Earth Notes: Energy Game Changer: HaaS (Heating as a Service) Lite Intro

Updated 2023-03-21.
EGC: an introduction to the HaaS (Heating as a Service) Lite project.

HaaS Lite - Heating as a Service Lite (2017/2018)

HaaS logo2
A feasibility study on the opportunity offered by the smart meter rollout to provide data supporting the financing of energy saving measures and exploring the concept of 'Heating as a Service'.
People would like to be kept warm in their homes in winter at a reasonable cost. The best solution would be for them to be able to pay directly for the service of being kept warm (Heating as as Service) with a simple unfussy consumer-friendly offering. Rather than today's reality of messing around with paying for gas and electricity and fiddling with TRVs and thermostats and clocks and boiler servicing and complex tariffs and all the rest...

Let the HaaS supplier work out how to provide that warmth in the most efficient way possible, to maintain its margins and profits. An important but achievable assumption here is that 'efficient' also implies reduced carbon emissions across the whole system, wherever the energy is sourced and however deployed. Eg grid electricity generation powering a heat-pump and thermal store for off-peak use. Or local gas burned in an on-demand condensing combi boiler.

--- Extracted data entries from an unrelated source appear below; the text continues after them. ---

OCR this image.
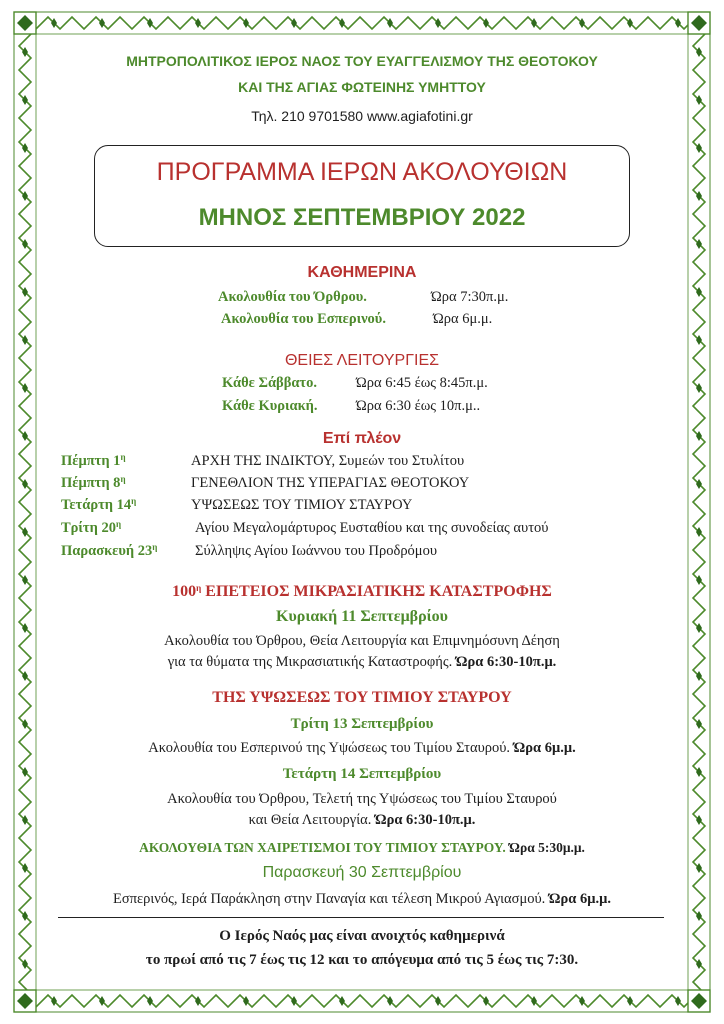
ΜΗΤΡΟΠΟΛΙΤΙΚΟΣ ΙΕΡΟΣ ΝΑΟΣ ΤΟΥ ΕΥΑΓΓΕΛΙΣΜΟΥ ΤΗΣ ΘΕΟΤΟΚΟΥ
ΚΑΙ ΤΗΣ ΑΓΙΑΣ ΦΩΤΕΙΝΗΣ ΥΜΗΤΤΟΥ
Τηλ. 210 9701580 www.agiafotini.gr
ΠΡΟΓΡΑΜΜΑ ΙΕΡΩΝ ΑΚΟΛΟΥΘΙΩΝ
ΜΗΝΟΣ ΣΕΠΤΕΜΒΡΙΟΥ 2022
ΚΑΘΗΜΕΡΙΝΑ
Ακολουθία του Όρθρου.	Ώρα 7:30π.μ.
Ακολουθία του Εσπερινού.	Ώρα 6μ.μ.
ΘΕΙΕΣ ΛΕΙΤΟΥΡΓΙΕΣ
Κάθε Σάββατο.	Ώρα 6:45 έως 8:45π.μ.
Κάθε Κυριακή.	Ώρα 6:30 έως 10π.μ..
Επί πλέον
Πέμπτη $1^\eta$	ΑΡΧΗ ΤΗΣ ΙΝΔΙΚΤΟΥ, Συμεών του Στυλίτου
Πέμπτη $8^\eta$	ΓΕΝΕΘΛΙΟΝ ΤΗΣ ΥΠΕΡΑΓΙΑΣ ΘΕΟΤΟΚΟΥ
Τετάρτη $14^\eta$	ΥΨΩΣΕΩΣ ΤΟΥ ΤΙΜΙΟΥ ΣΤΑΥΡΟΥ
Τρίτη $20^\eta$	Αγίου Μεγαλομάρτυρος Ευσταθίου και της συνοδείας αυτού
Παρασκευή $23^\eta$	Σύλληψις Αγίου Ιωάννου του Προδρόμου
$100^\eta$ ΕΠΕΤΕΙΟΣ ΜΙΚΡΑΣΙΑΤΙΚΗΣ ΚΑΤΑΣΤΡΟΦΗΣ
Κυριακή 11 Σεπτεμβρίου
Ακολουθία του Όρθρου, Θεία Λειτουργία και Επιμνημόσυνη Δέηση
για τα θύματα της Μικρασιατικής Καταστροφής. Ώρα 6:30-10π.μ.
ΤΗΣ ΥΨΩΣΕΩΣ ΤΟΥ ΤΙΜΙΟΥ ΣΤΑΥΡΟΥ
Τρίτη 13 Σεπτεμβρίου
Ακολουθία του Εσπερινού της Υψώσεως του Τιμίου Σταυρού. Ώρα 6μ.μ.
Τετάρτη 14 Σεπτεμβρίου
Ακολουθία του Όρθρου, Τελετή της Υψώσεως του Τιμίου Σταυρού
και Θεία Λειτουργία. Ώρα 6:30-10π.μ.
ΑΚΟΛΟΥΘΙΑ ΤΩΝ ΧΑΙΡΕΤΙΣΜΟΙ ΤΟΥ ΤΙΜΙΟΥ ΣΤΑΥΡΟΥ. Ώρα 5:30μ.μ.
Παρασκευή 30 Σεπτεμβρίου
Εσπερινός, Ιερά Παράκληση στην Παναγία και τέλεση Μικρού Αγιασμού. Ώρα 6μ.μ.
Ο Ιερός Ναός μας είναι ανοιχτός καθημερινά
το πρωί από τις 7 έως τις 12 και το απόγευμα από τις 5 έως τις 7:30.
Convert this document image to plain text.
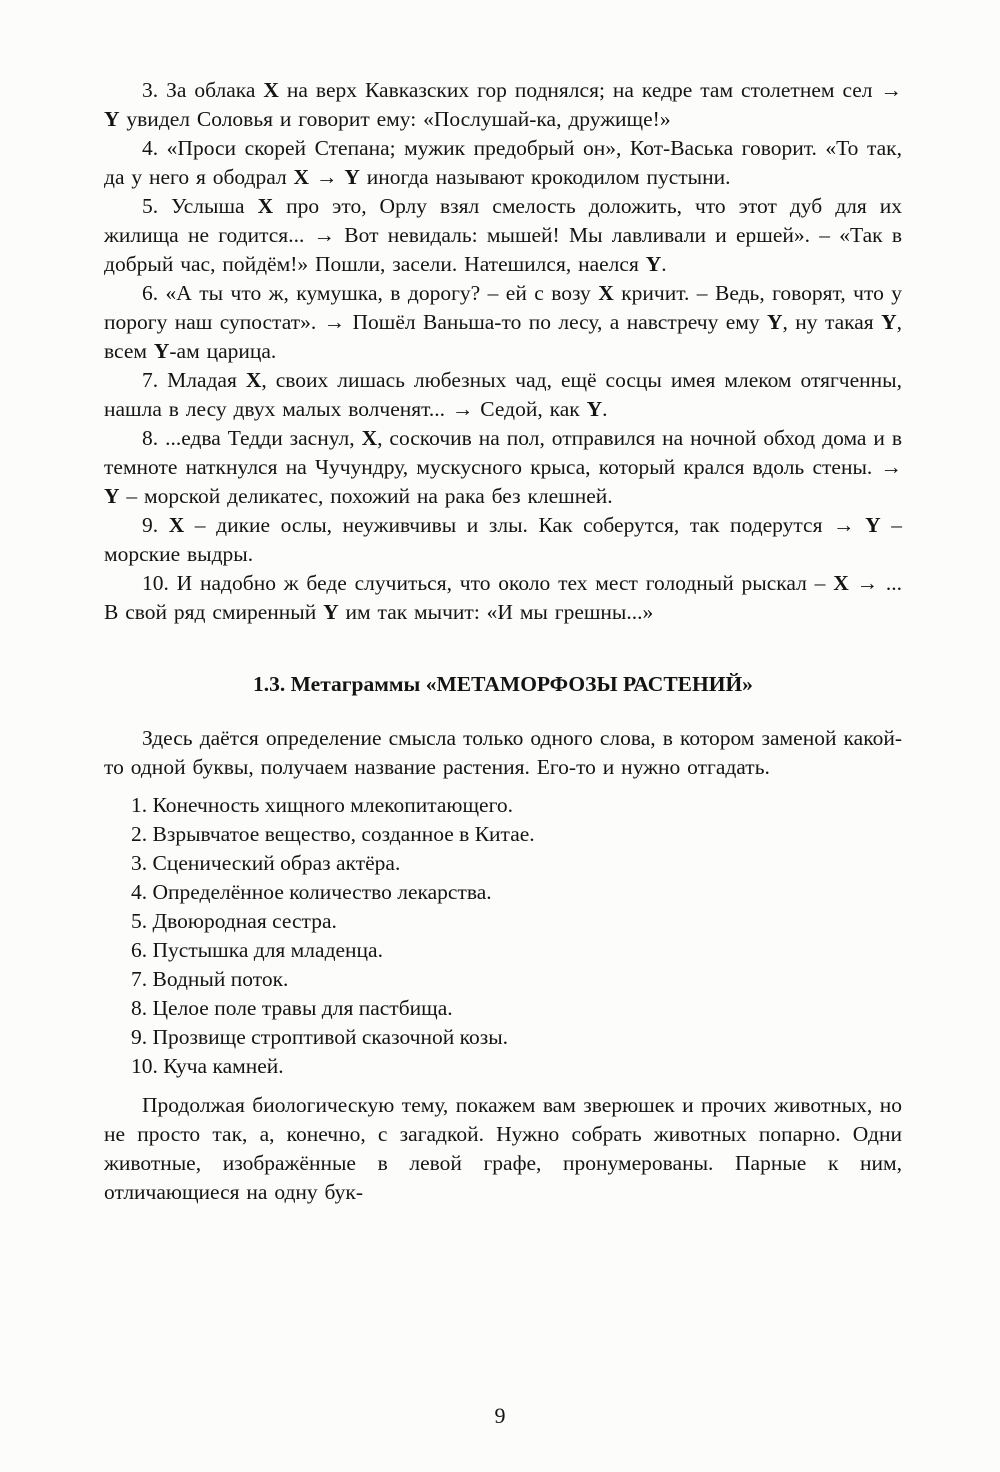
3. За облака X на верх Кавказских гор поднялся; на кедре там столетнем сел → Y увидел Соловья и говорит ему: «Послушай-ка, дружище!»

4. «Проси скорей Степана; мужик предобрый он», Кот-Васька говорит. «То так, да у него я ободрал X → Y иногда называют крокодилом пустыни.

5. Услыша X про это, Орлу взял смелость доложить, что этот дуб для их жилища не годится... → Вот невидаль: мышей! Мы лавливали и ершей». – «Так в добрый час, пойдём!» Пошли, засели. Натешился, наелся Y.

6. «А ты что ж, кумушка, в дорогу? – ей с возу X кричит. – Ведь, говорят, что у порогу наш супостат». → Пошёл Ваньша-то по лесу, а навстречу ему Y, ну такая Y, всем Y-ам царица.

7. Младая X, своих лишась любезных чад, ещё сосцы имея млеком отягченны, нашла в лесу двух малых волченят... → Седой, как Y.

8. ...едва Тедди заснул, X, соскочив на пол, отправился на ночной обход дома и в темноте наткнулся на Чучундру, мускусного крыса, который крался вдоль стены. → Y – морской деликатес, похожий на рака без клешней.

9. X – дикие ослы, неуживчивы и злы. Как соберутся, так подерутся → Y – морские выдры.

10. И надобно ж беде случиться, что около тех мест голодный рыскал – X → ... В свой ряд смиренный Y им так мычит: «И мы грешны...»

1.3. Метаграммы «МЕТАМОРФОЗЫ РАСТЕНИЙ»

Здесь даётся определение смысла только одного слова, в котором заменой какой-то одной буквы, получаем название растения. Его-то и нужно отгадать.

1. Конечность хищного млекопитающего.

2. Взрывчатое вещество, созданное в Китае.

3. Сценический образ актёра.

4. Определённое количество лекарства.

5. Двоюродная сестра.

6. Пустышка для младенца.

7. Водный поток.

8. Целое поле травы для пастбища.

9. Прозвище строптивой сказочной козы.

10. Куча камней.

Продолжая биологическую тему, покажем вам зверюшек и прочих животных, но не просто так, а, конечно, с загадкой. Нужно собрать животных попарно. Одни животные, изображённые в левой графе, пронумерованы. Парные к ним, отличающиеся на одну бук-

9
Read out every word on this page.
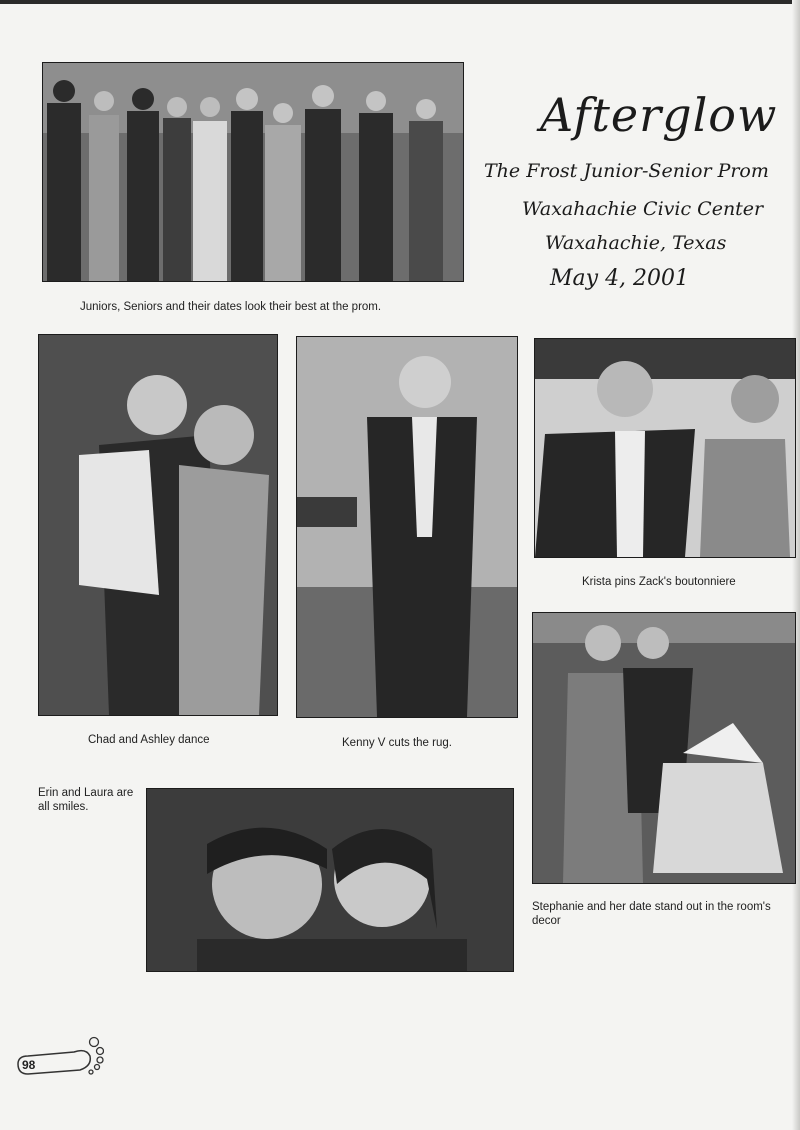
Juniors, Seniors and their dates look their best at the prom.
Afterglow
The Frost Junior-Senior Prom
Waxahachie Civic Center
Waxahachie, Texas
May 4, 2001
Chad and Ashley dance	Kenny V cuts the rug.
Krista pins Zack's boutonniere
Stephanie and her date stand out in the room's decor
Erin and Laura are all smiles.
98
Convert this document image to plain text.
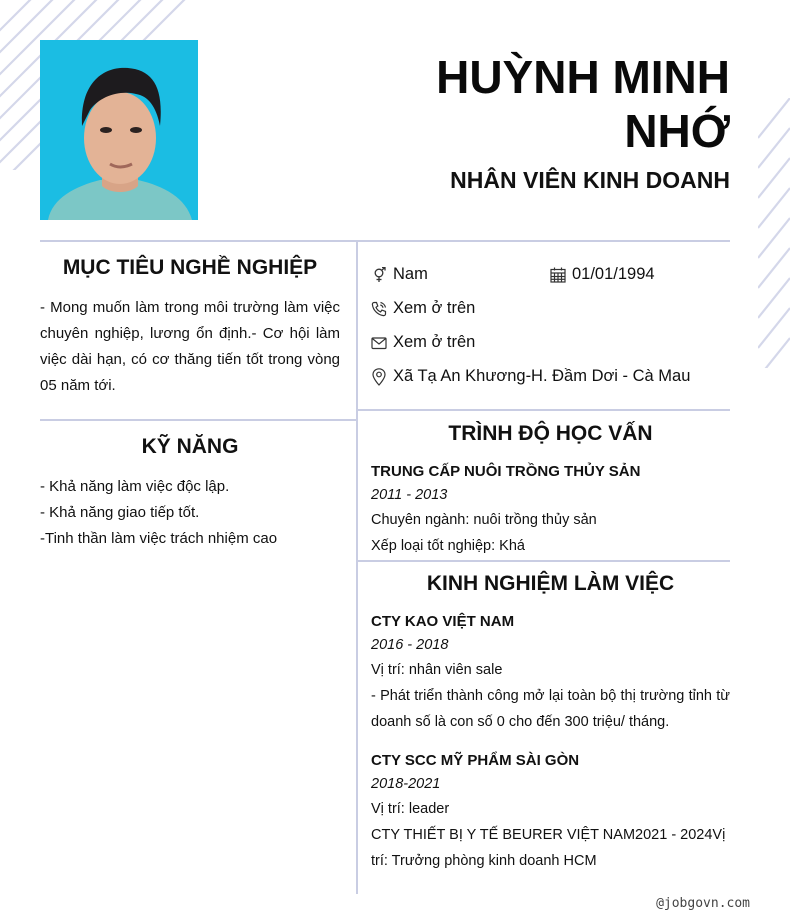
HUỲNH MINH
NHỚ
NHÂN VIÊN KINH DOANH
MỤC TIÊU NGHỀ NGHIỆP
- Mong muốn làm trong môi trường làm việc chuyên nghiệp, lương ổn định.- Cơ hội làm việc dài hạn, có cơ thăng tiến tốt trong vòng 05 năm tới.
KỸ NĂNG
- Khả năng làm việc độc lập.
- Khả năng giao tiếp tốt.
-Tinh thần làm việc trách nhiệm cao
Nam	01/01/1994
Xem ở trên
Xem ở trên
Xã Tạ An Khương-H. Đầm Dơi - Cà Mau
TRÌNH ĐỘ HỌC VẤN
TRUNG CẤP NUÔI TRỒNG THỦY SẢN
2011 - 2013
Chuyên ngành: nuôi trồng thủy sản
Xếp loại tốt nghiệp: Khá
KINH NGHIỆM LÀM VIỆC
CTY KAO VIỆT NAM
2016 - 2018
Vị trí: nhân viên sale
- Phát triển thành công mở lại toàn bộ thị trường tỉnh từ doanh số là con số 0 cho đến 300 triệu/ tháng.
CTY SCC MỸ PHẨM SÀI GÒN
2018-2021
Vị trí: leader
CTY THIẾT BỊ Y TẾ BEURER VIỆT NAM2021 - 2024Vị trí: Trưởng phòng kinh doanh HCM
@jobgovn.com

This is a partially Innovate UK funded study to find how to get the desired outcome (warm toes) paid for, rather than the current carbon-laden cubic metres of gas or kWh of electricity. This allows reduction of domestic home-heating carbon footprint while keeping people warm and healthy, and utilities and other suppliers viable. Also known as utility decoupling, ie separating profits from carbon emissions.

In particular we see HaaS Lite as one way to reach large but currently poorly-served sectors such as private renters, that the Green Deal should have reached. But it was too ponderous, complex and expensive.

We see three strands that all have to work together to make HaaS successful:

The first desk-based research work package (WP1) explores what is already out there, what works and what does not.

Work to Home

HaaS Lite follows OpenTRV's general approach of bringing to the home appropriate energy efficiency tools that have been seen to work in commercial settings, making them simple to use and understand for real people. That is, non-specialists who have other things to focus their mental energies on.

Further, we aim to outline more than one scheme to achieve the desired effect, to help ensure that the HaaS concept is robust.

Living Documents

These EGC documents will be updated from time to time with new information and references as they become available. Please check the 'last updated' date in the footer of each document's Web page. In particular, the references will be added to as relevant material is found.